When the musical was still pretty unintegrated, in the thirties, all the elements jostled with each other. I wrote an article
about this.) There was pleasure in the disunity. When Cole Porter wrote
his 30s musicals, he would allow the plot to be interrupted by a great
song. If performers had a particular skill, the show would accommodate
them. The plots didn’t have to make sense, because the pleasure was not
about the confirmation of narrative expectation; it was about plot
development and turn and the intensity of that pleasure. The end was not
meant to justify the means. The means were the end.

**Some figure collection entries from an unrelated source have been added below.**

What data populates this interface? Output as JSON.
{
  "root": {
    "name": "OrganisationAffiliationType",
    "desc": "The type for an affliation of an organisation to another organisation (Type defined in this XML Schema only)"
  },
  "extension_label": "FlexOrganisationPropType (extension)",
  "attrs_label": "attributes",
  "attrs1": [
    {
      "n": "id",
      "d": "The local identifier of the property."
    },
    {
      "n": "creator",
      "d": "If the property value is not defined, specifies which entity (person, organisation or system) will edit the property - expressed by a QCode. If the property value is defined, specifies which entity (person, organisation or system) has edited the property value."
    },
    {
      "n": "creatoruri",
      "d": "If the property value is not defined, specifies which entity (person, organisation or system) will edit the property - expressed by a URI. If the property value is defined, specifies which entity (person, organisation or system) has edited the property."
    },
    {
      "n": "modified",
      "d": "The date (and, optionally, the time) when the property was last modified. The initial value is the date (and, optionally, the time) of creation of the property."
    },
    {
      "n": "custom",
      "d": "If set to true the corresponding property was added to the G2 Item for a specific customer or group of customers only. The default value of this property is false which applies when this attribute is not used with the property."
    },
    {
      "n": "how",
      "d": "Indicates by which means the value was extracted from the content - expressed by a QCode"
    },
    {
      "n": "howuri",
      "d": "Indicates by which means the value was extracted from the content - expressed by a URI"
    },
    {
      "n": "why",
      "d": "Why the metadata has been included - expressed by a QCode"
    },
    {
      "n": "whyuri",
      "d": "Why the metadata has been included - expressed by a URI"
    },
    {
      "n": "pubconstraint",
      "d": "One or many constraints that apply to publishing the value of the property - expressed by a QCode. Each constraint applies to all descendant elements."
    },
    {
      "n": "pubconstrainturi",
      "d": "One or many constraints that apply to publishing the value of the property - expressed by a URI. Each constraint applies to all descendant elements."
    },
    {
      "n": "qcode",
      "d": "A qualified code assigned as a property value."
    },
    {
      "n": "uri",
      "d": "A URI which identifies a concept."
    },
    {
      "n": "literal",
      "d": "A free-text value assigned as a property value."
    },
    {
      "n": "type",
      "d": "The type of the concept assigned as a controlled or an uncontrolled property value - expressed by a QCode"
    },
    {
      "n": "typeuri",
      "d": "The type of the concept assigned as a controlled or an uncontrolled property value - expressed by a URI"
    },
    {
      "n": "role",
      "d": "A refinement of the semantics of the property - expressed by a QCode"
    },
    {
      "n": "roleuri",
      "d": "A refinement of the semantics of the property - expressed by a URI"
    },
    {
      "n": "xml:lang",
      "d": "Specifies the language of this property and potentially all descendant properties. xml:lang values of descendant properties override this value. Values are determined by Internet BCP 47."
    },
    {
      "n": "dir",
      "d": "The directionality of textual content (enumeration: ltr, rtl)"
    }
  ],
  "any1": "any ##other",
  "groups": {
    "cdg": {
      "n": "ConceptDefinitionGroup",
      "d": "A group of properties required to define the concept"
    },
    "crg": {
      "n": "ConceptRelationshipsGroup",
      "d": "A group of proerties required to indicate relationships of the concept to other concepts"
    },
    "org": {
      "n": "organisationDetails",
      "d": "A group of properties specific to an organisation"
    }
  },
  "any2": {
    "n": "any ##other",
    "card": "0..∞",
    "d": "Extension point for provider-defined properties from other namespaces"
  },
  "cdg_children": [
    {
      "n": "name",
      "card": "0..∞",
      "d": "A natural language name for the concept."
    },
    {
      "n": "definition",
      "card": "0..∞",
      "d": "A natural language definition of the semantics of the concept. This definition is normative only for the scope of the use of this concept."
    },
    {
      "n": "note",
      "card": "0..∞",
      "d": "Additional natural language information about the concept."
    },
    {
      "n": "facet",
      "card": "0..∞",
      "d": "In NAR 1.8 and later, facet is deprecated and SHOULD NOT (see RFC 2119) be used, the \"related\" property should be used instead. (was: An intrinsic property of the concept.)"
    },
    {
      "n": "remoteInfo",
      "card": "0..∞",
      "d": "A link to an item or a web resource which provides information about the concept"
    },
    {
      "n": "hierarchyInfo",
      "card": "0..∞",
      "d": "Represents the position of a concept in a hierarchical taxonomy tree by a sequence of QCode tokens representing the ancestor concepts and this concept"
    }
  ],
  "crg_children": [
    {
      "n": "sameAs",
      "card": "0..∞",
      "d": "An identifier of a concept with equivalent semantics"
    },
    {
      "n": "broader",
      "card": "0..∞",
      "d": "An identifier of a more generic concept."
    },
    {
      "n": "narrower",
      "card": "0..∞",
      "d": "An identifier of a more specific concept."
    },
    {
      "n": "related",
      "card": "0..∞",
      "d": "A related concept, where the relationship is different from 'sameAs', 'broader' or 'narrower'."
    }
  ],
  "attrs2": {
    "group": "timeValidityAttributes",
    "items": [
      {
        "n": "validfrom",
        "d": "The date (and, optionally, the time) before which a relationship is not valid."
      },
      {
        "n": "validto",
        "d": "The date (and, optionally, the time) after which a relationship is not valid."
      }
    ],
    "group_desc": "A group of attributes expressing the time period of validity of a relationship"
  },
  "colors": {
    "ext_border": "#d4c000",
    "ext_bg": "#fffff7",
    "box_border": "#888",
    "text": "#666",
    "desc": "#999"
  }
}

Janice Radway in Reading the Romance
studied mid-western American housewives and their habits when reading
romantic novels. Perhaps we might think that is the exemplary instance
of the conservative, ideologically-interpolated, dumbed-down audience;
the absurd fantasies of taming are there to mentally enslave the women
who read them. Instead, Radway found many extraordinary things. First,
many women, when choosing these books, would read the last page first to
be sure of the ending. So the ending was not a surprise, was not a
sneakily introduced narrative sealant. Instead, these women read these
books for the content., Perhaps the pleasure was in the rebellion, the
feistiness before the heroine finds her prince. Second, these women read
these books as an interruption of their daily life. These books weren’t
continuous with their life as housewives, they disrupted it. Women
turned off the hoover, delayed doing the washing-up, to have 15 minutes
of the book.
The musical is the same. First of all,
the effect of narrative convention is that you know the ending. That’s
how they work. The endings are happy. And that means you can discount
them; they are laughably obvious, enjoyably obvious. When you watch Calamity Jane, who honestly feels that the ending is a logical conclusion to the story? In fact, who even remembers
the ending? The fact is that she ends up betrothed to Wild Bill, and
wearing a feminised version of her buckskins. But what’s the first thing
you think of from that musical? ‘Secret Love’? I bet not. I’l bet you
$50 it’s her in the leathers singing the Deadwood Stage or in the bar
bragging about her experiences in the Windy City. The narrative is
inoperative as a force of teleology and substitution.
And secondly, it’s interesting the
musicals are often attended by women taking a break from their husbands?
Coach trips down the that London, where the kids or the house and the
dinner and the washing have to be looked after by someone else. Musicals
interrupt possibly oppressed lives. And if musicals didn’t - if they
were to advertise their importance and tame their pleasures in the
service of artistic statement - they wouldn’t give us an opportunity to
experience a life of sheer pleasure. And that’s not an unradical thing.
Imagining a word of sheer pleasurable flow, both differentiated and
undifferentiated (okay, I’m sounding like one of those crazy Deleuzians
now), respecting no order or structure or boundary, expressed purely in
delight and joy, is that not something worth developing as an
experience, building up a bank of feeling that might act as a
counterweight to a world where the structures may not work for us?
Which brings me to Legally Blonde.
It’s dumb. It’s fun. It’s hugely skilled. There are wonderful dances
and crazy songs. The story is trashy and the sentiments are knowingly
shallow. All of this allows us to enjoy the many systems of creativity
at work. The plot takes a back seat when we need to hear a satirical
song about Ireland. It delves into the Broadway songbook to find the
buck-me-up song at the end of the first half. It scandalously turns teen
slang into musical form for ‘Oh My God You Guys’. It’s magnificent. And
Sheridan Smith is particularly excellent; sassy, funny, full of song,
pretty, dumb and marvellous.
I loved it. And if you haven’t seen it, go and forget all that stuff about the clever musical. This is musical theatre at its very cleverest - fully thoughtful, utterly, dangerously pleasurable.